From my perspective, the fact that GPT is actually very familiar with my project(which might be one of the reasons, given that we’ve been “vibe coding” together on and off for about two weeks)means that when I ask him to write tests, I only need to provide a brief description, and it knows exactly what needs to be tested.
In actual practice (after adding the tests, I tried reverting production code), to see the test failed, it’s almost always happen.
So, these tests are actually effective—even though they were written by AI and I didn’t even bother to look at them once during the whole process.
As I mentioned in my previous comment, AI can actually pull this off.
In fact, I think the Crystal specs written by GPT are quite good. The two files below were written entirely by AI (I didn’t change a single word):
If you are strictly pursuing DRY (Don’t Repeat Yourself) principles in your testing, then AI might fall short. But like I said before, back when I was writing a lot of tests in Ruby, I only cared about keeping the production code clean. I intentionally wrote redundant tests (in fact, due to a lot of copy-pasting, my test code was several times larger than my production code). So, in my view, letting AI handle this kind of redundancy nowadays is actually a great idea.

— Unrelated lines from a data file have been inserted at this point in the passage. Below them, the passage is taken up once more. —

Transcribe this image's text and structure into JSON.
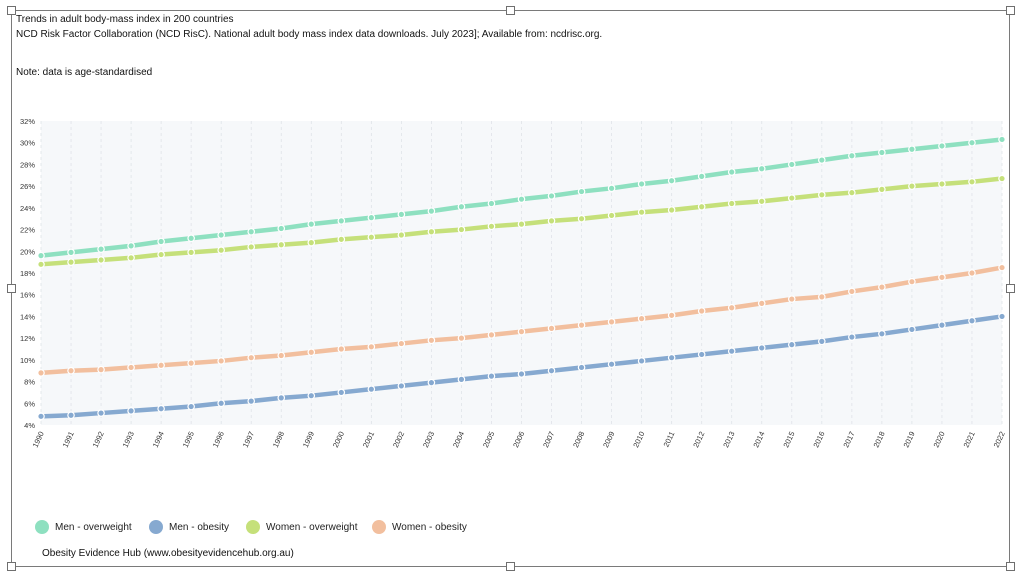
{
  "header": {
    "title": "Trends in adult body-mass index in 200 countries",
    "source": "NCD Risk Factor Collaboration (NCD RisC). National adult body mass index data downloads. July 2023]; Available from: ncdrisc.org.",
    "note": "Note: data is age-standardised"
  },
  "footer": {
    "credit": "Obesity Evidence Hub (www.obesityevidencehub.org.au)"
  },
  "chart_data": {
    "type": "line",
    "title": "Trends in adult body-mass index in 200 countries",
    "xlabel": "",
    "ylabel": "",
    "ylim": [
      4,
      32
    ],
    "y_ticks": [
      "4%",
      "6%",
      "8%",
      "10%",
      "12%",
      "14%",
      "16%",
      "18%",
      "20%",
      "22%",
      "24%",
      "26%",
      "28%",
      "30%",
      "32%"
    ],
    "grid": true,
    "legend_position": "bottom-left",
    "categories": [
      "1990",
      "1991",
      "1992",
      "1993",
      "1994",
      "1995",
      "1996",
      "1997",
      "1998",
      "1999",
      "2000",
      "2001",
      "2002",
      "2003",
      "2004",
      "2005",
      "2006",
      "2007",
      "2008",
      "2009",
      "2010",
      "2011",
      "2012",
      "2013",
      "2014",
      "2015",
      "2016",
      "2017",
      "2018",
      "2019",
      "2020",
      "2021",
      "2022"
    ],
    "series": [
      {
        "name": "Men - overweight",
        "color": "#8ee0c0",
        "values": [
          19.6,
          19.9,
          20.2,
          20.5,
          20.9,
          21.2,
          21.5,
          21.8,
          22.1,
          22.5,
          22.8,
          23.1,
          23.4,
          23.7,
          24.1,
          24.4,
          24.8,
          25.1,
          25.5,
          25.8,
          26.2,
          26.5,
          26.9,
          27.3,
          27.6,
          28.0,
          28.4,
          28.8,
          29.1,
          29.4,
          29.7,
          30.0,
          30.3
        ]
      },
      {
        "name": "Men - obesity",
        "color": "#86a9d0",
        "values": [
          4.8,
          4.9,
          5.1,
          5.3,
          5.5,
          5.7,
          6.0,
          6.2,
          6.5,
          6.7,
          7.0,
          7.3,
          7.6,
          7.9,
          8.2,
          8.5,
          8.7,
          9.0,
          9.3,
          9.6,
          9.9,
          10.2,
          10.5,
          10.8,
          11.1,
          11.4,
          11.7,
          12.1,
          12.4,
          12.8,
          13.2,
          13.6,
          14.0
        ]
      },
      {
        "name": "Women - overweight",
        "color": "#c5e07a",
        "values": [
          18.8,
          19.0,
          19.2,
          19.4,
          19.7,
          19.9,
          20.1,
          20.4,
          20.6,
          20.8,
          21.1,
          21.3,
          21.5,
          21.8,
          22.0,
          22.3,
          22.5,
          22.8,
          23.0,
          23.3,
          23.6,
          23.8,
          24.1,
          24.4,
          24.6,
          24.9,
          25.2,
          25.4,
          25.7,
          26.0,
          26.2,
          26.4,
          26.7
        ]
      },
      {
        "name": "Women - obesity",
        "color": "#f2bf9e",
        "values": [
          8.8,
          9.0,
          9.1,
          9.3,
          9.5,
          9.7,
          9.9,
          10.2,
          10.4,
          10.7,
          11.0,
          11.2,
          11.5,
          11.8,
          12.0,
          12.3,
          12.6,
          12.9,
          13.2,
          13.5,
          13.8,
          14.1,
          14.5,
          14.8,
          15.2,
          15.6,
          15.8,
          16.3,
          16.7,
          17.2,
          17.6,
          18.0,
          18.5
        ]
      }
    ]
  }
}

I’m not a dogmatist when it comes to TDD (Test-Driven Development) either(for example, the “test-first” approach). Especially after moving from Ruby to Crystal, the weight I give to testing has decreased significantly.
That said, regression testing for core features is still vital: you want to make sure you don’t accidentally introduce breaking changes during a refactor without realizing it.
I’m sure it can do an excellent job most of the time, but everybody got the story about that one time where the LLM fixed the test by removing the important part. If you don’t even review it, how can you be sure that they’re as good as you think?
If you don’t even review it, how can you be sure that they’re as good as you think?
I don’t care the spec code, only if can work.
the LLM fixed the test by removing the important part.
How this happen? I am chatting with GPT in codex, he know what is current need doing, if he change my production code, I know it immediately.
In fact, I write most of the production code myself (with the help from GPT, of course). I take responsibility for the code I write, while the AI is responsible for the specs. If there’s an error in the specs, GPT will point out the cause during our conversation.
GenAI cheats every time. instead of solve the problem properly, it will take shortcut, like hard code the solution for the test suit directly in the library, or adjust the unit case to the wrong output so it passes the test.
believe me, I have seen it doing it every time, no matter what model you are using, they all cheat when they can’t think of any proper solution.